Ventimiglia, vita alla frontiera tra musica, teatro e gli attivisti del no tenda bis
“E’ soprattutto il paradosso che ferisce: le frontiere vengono sdoganate per le merci e non per le persone”
Ventimiglia. E’ tranquilla la situazione presso il presidio permanente dei no borders a Ponte San Ludovico. Anche oggi i quindici giovani attivisti hanno accolto, con un’assemblea di benvenuto, i nuovi arrivi, tutti sudanesi, che hanno raggiunto il campo durante la notte.
“Vi preghiamo di non fotografarli né filmarli”, ci dice una giovane no border, “Ce lo hanno chiesto espressamente e noi vogliamo che la loro volontà venga rispettata”. Il motivo è facilmente intuibile: le immagini potrebbero servire alla polizia francese per identificare i richiedenti asilo.
Nel campo, autogestito, la vita prosegue pacifica e tranquilla, tra spettacoli di teatro improvvisati, pulizia e cucina. “E questa sera ci sarà un concerto, per allietare gli ottanta ragazzi presenti”. Settanta, ottanta, cento o anche di più a seconda dei giorni. “I migranti arrivano in modo autonomo”, dice un’attivista, “E poi scelgono se restare o no”.
Soprattutto sudanesi, ma anche eritrei e minoranze siriane, afgane e pakistane: ecco chi sono i ragazzi che raggiungono il campo, spesso con nulla con sé, se non uno zainetto e un telefono cellulare. Molti, però, con un vissuto di dolore e sofferenza impossibile da dimenticare. Come ci racconta un’attivista: “Un ragazzo aveva voglia di parlare e l’ho ascoltato. Parlava inglese abbastanza bene. Scappava dal Darfur (una provincia del Sudan, ndr). Sua madre e suo padre sono stati uccisi, e anche sua sorella. I soldati gli hanno sparato alla mano mentre cercava di raccogliere il cadavere della sorella dal fiume”.
“Ma altri provengono da zone meno interessate dalle guerre”, continua la giovane, “Solo che cercano un lavoro, una situazione migliore per poter aiutare economicamente le loro famiglie”.

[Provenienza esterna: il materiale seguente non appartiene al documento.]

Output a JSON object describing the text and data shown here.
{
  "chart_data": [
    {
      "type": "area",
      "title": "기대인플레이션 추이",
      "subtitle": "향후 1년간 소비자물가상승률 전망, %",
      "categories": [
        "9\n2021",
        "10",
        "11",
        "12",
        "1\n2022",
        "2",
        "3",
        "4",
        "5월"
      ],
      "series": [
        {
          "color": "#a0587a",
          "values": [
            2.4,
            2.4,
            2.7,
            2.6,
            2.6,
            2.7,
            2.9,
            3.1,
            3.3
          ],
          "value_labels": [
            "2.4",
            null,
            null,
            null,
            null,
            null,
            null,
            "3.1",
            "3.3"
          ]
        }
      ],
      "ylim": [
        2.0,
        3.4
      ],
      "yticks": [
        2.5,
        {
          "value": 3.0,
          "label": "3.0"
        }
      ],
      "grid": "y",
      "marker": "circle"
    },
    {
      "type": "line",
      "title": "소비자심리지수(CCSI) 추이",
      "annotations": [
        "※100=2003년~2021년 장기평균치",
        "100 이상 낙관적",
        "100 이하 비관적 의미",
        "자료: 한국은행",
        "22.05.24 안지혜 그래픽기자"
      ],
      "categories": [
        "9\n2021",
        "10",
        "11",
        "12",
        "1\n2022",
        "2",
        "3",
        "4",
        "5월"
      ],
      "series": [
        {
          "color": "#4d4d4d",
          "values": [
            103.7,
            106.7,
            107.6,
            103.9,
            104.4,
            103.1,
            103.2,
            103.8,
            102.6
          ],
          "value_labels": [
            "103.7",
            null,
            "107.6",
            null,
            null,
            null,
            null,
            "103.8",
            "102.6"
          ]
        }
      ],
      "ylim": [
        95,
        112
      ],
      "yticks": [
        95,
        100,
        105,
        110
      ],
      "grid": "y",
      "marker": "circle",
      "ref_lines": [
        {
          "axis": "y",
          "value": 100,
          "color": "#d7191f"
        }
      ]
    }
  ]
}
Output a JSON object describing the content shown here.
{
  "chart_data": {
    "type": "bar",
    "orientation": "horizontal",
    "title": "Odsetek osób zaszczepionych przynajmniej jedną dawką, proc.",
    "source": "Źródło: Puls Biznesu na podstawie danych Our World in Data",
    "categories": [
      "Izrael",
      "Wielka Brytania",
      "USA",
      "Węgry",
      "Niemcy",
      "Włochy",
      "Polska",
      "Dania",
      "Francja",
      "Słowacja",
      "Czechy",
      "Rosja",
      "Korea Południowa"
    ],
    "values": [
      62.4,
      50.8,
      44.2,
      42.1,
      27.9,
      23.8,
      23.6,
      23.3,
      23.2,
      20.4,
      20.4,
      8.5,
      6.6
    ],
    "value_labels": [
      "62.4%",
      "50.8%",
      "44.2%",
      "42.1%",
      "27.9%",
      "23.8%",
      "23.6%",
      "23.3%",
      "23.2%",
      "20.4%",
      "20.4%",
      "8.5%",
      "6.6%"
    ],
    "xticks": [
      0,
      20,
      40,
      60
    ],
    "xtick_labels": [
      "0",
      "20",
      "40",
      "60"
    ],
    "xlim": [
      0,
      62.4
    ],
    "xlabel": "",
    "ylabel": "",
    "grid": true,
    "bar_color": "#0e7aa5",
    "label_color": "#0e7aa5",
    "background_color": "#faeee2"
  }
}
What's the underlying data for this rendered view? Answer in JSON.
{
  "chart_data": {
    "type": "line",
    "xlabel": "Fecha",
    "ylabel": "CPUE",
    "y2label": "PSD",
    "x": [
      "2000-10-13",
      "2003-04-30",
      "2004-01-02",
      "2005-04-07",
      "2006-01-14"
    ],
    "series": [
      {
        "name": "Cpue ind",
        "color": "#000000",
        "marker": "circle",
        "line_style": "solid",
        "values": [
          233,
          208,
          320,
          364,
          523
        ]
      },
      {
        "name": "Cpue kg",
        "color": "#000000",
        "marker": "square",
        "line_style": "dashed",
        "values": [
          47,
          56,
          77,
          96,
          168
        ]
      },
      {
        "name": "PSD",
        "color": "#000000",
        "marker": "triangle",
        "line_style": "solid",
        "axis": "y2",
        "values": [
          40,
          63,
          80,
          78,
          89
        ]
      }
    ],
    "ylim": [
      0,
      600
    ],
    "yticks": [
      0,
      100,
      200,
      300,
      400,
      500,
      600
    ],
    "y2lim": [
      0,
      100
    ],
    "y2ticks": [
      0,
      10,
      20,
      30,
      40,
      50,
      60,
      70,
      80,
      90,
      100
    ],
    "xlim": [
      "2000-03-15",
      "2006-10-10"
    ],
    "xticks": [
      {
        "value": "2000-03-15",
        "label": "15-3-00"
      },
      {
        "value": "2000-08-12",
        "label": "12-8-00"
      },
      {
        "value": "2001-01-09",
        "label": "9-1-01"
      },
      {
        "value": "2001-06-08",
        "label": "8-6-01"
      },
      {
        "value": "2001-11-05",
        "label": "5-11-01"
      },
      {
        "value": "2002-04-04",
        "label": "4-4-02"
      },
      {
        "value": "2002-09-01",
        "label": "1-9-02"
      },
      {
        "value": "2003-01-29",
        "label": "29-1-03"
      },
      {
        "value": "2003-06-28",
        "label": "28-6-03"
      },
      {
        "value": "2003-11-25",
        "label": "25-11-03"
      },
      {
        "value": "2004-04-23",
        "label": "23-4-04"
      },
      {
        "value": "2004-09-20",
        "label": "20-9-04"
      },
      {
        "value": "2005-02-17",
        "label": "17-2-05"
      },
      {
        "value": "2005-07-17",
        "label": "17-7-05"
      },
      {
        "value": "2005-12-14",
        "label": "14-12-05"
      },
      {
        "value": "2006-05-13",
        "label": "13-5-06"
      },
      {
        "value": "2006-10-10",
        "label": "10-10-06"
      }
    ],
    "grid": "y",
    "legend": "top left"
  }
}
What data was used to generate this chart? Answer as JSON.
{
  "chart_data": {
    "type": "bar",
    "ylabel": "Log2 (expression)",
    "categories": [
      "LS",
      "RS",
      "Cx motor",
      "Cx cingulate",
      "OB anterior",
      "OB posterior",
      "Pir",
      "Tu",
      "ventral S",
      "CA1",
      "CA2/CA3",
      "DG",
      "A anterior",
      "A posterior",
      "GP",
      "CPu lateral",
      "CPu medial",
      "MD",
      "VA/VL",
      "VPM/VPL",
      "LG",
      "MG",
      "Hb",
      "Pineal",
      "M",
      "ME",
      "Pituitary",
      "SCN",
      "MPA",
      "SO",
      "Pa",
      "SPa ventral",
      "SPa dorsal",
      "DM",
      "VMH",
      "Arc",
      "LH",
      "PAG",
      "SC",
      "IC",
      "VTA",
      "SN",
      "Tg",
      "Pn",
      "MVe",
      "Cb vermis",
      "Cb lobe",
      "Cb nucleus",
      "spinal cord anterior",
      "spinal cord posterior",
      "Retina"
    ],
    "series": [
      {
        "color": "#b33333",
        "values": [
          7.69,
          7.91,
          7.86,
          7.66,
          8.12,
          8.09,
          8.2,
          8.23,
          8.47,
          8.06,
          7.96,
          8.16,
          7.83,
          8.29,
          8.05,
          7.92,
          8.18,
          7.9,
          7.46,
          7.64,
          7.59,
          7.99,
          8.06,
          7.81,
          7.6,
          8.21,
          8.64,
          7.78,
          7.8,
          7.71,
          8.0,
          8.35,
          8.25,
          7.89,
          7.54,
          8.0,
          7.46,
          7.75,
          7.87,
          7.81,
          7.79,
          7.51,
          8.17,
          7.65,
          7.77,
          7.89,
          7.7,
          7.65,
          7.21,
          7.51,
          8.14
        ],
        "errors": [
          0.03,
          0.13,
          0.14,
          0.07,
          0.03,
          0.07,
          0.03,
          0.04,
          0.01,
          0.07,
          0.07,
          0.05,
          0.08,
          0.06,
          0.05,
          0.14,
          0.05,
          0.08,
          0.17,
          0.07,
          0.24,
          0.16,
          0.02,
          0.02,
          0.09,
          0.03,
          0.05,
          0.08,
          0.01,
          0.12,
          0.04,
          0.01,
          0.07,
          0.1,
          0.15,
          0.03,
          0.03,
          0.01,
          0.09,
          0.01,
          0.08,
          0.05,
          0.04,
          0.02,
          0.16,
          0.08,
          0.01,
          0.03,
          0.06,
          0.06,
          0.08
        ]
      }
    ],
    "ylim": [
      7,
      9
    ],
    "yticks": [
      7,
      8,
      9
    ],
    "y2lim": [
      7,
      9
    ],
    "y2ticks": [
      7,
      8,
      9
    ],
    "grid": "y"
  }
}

“Vengono al campo qui alla frontiera e dicono di sentirsi in una grande famiglia“, racconta emozionata un’attivista di Rocchetta Nervina, “Qualcuno ci chiama quando raggiunge la meta che si era prefissato, che sia la Svezia o la Francia. Ci dicono che stanno bene e che hanno raggiunto i loro cari”.
I rapporti umani sono alla base di tutto, in questo micromondo parallelo in cui la coesistenza pacifica tra popoli di diversa cultura esiste. Anche se non è tutto così facile: i giovani italiani che hanno creato il presidio sono stati denunciati per occupazione impropria di suolo pubblico, così come prevede la legge.
Ma nonostante tutto tante persone, sia italiane che francesi, continuano a portare cibo e vestiti al campo.
“Ma sarà dura durante l’inverno, con il freddo e la pioggia”, dicono.
Una cucina, i bagni, la zona notte e un armadio: il presidio non è un hotel a cinque stelle, ma l’allegria non manca.
“Il nostro lavoro è soprattutto informativo: diamo ai migranti la possibilità di parlare con degli avvocati, in modo che possano essere informati sui loro diritti e sul modo in cui devono procedere per richiedere l’asilo politico”.
Oggi il campo è stato raggiunto da altri attivisti, provenienti da Tenda. Perché?
“Questo nuovo tunnel, il tenda bis, porterà un carico maggiore di tir che viaggeranno tra Italia e Francia. Proprio per questo è prevista la creazione di circonvallazioni, che agevoleranno il passaggio dei camion ma rovineranno le vallate”, dicono le attiviste, “Ma a noi è soprattutto il paradosso che ferisce: le frontiere vengono sdoganate per le merci e non per le persone. Non è giusto”.